The church is primarily famous for the mural of The Last Supper (Il Cenacolo Vinciano) found in the refectory of the convent. Created by Leonardo da Vinci for his patron Duke Ludovico Sforza and the Duchess, this 15th-century wall painting was made on a dry wall rather than on wet plaster, and, thus, is not truly a fresco. A fresco cannot be altered as the artist works; therefore, Leonardo decided to paint on the stone wall and then cover it with a sealing layer. The work began to deteriorate a few years after he had finished it. Two early copies of "The Last Supper", thought to be the work of Leonardo's assistant, still exist.

During World War II, on the night of 15 August 1943, an allied aerial bombardment hit the church and the convent. Much of the refectory was destroyed, but some walls survived, including the one holding "The Last Supper", which had been sand-bagged for protection. The preservation works continuously done ever since, and hopefully in the future, are believed to maintain this painting intact for many centuries to come.

Why You Should Visit:
Viewing "The Last Supper" in its own setting will make you feel more appreciative of the single point linear perspective and the 3D effect so cleverly used by Da Vinci.

To view "The Last Supper", make sure to book your tickets well in advance on the official website, as they are usually sold out within at least two weeks prior to the sought date.
Museo della Scienza e della Tecnologia Leonardo da Vinci (Museum of Science and Technology)

5) Museo della Scienza e della Tecnologia Leonardo da Vinci (Museum of Science and Technology) (must see)

Dedicated to the Italian painter and scientist Leonardo da Vinci, this is actually the largest science and technology museum in Italy. Opened on 5 February 1953, the museum is housed in the ancient monastery of San Vittore al Corpo, showcasing 7 main departments, namely: Materials, Transport, Energy, Communication Leonardo da Vinci – Art & Science, New Frontiers, and Science for Young People.

The Transport section is divided into four parts: Air, Rail, Water, and Submarine Enrico Toti-S-506. However, the Leonardo da Vinci – Art & Science area is one of the most popular ones, consisting of four parts: Jewelry, Leonardo da Vinci, Horology, and Musical Instruments.
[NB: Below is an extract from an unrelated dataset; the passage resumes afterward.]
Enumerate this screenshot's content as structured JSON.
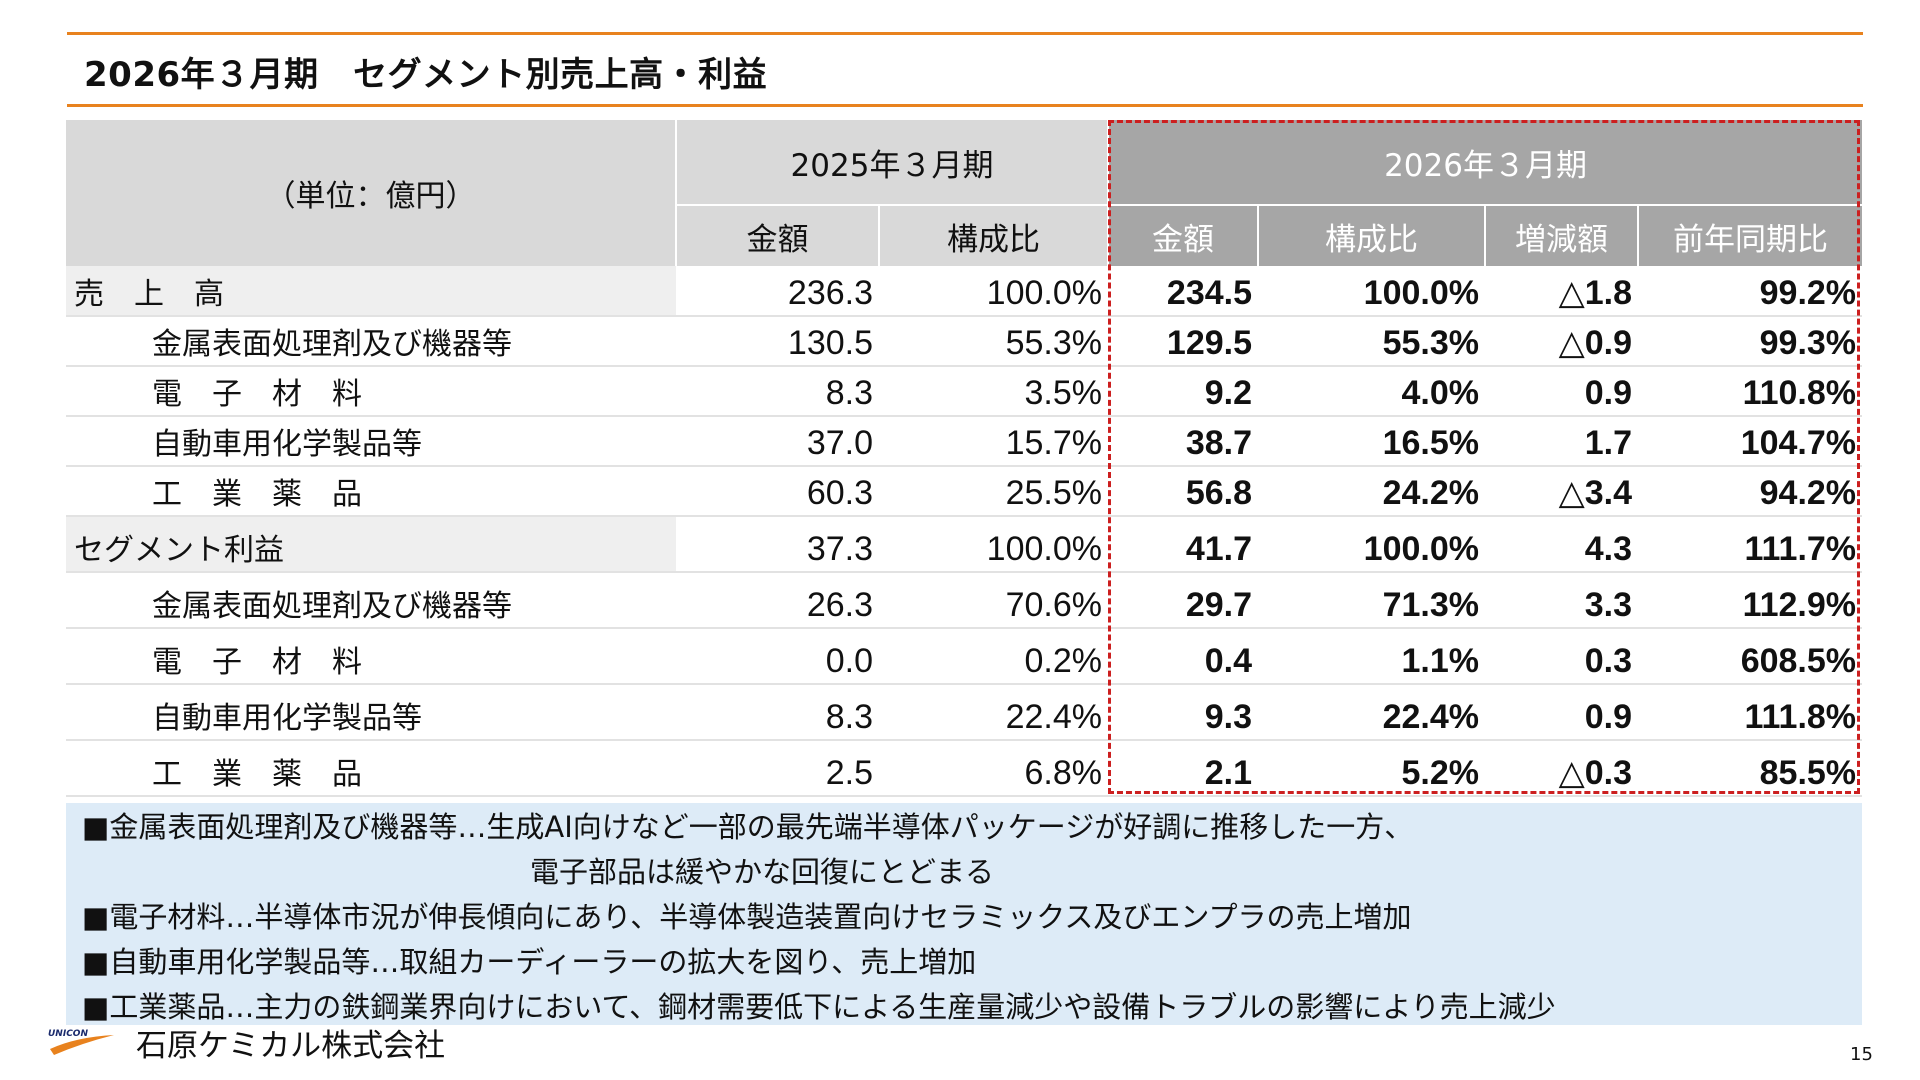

While the Jewelry collection showcases objects made of gems and precious metals, including gold and ivory, the Leonardo da Vinci part exhibits machines that were reproduced from Da Vinci's drawings, such as a hydraulic saw, a spinning machine, a flying machine, and the so-called Leonardo's Tank. The displayed models are the result of the reinterpretation of a group of experts who have translated and completed the drawings.

The Horology collection shows the evolution of watchmaking by displaying several pendulums, ancient clocks, personal watches, and tower mechanisms. The Musical Instruments section displays instruments from the 17th to 20th centuries, and a reconstruction of a lutemaker's workshop from the 17th century is also exhibited.

Why You Should Visit:
A fantastic destination for science enthusiasts, engineering minds, and fact-followers of any age.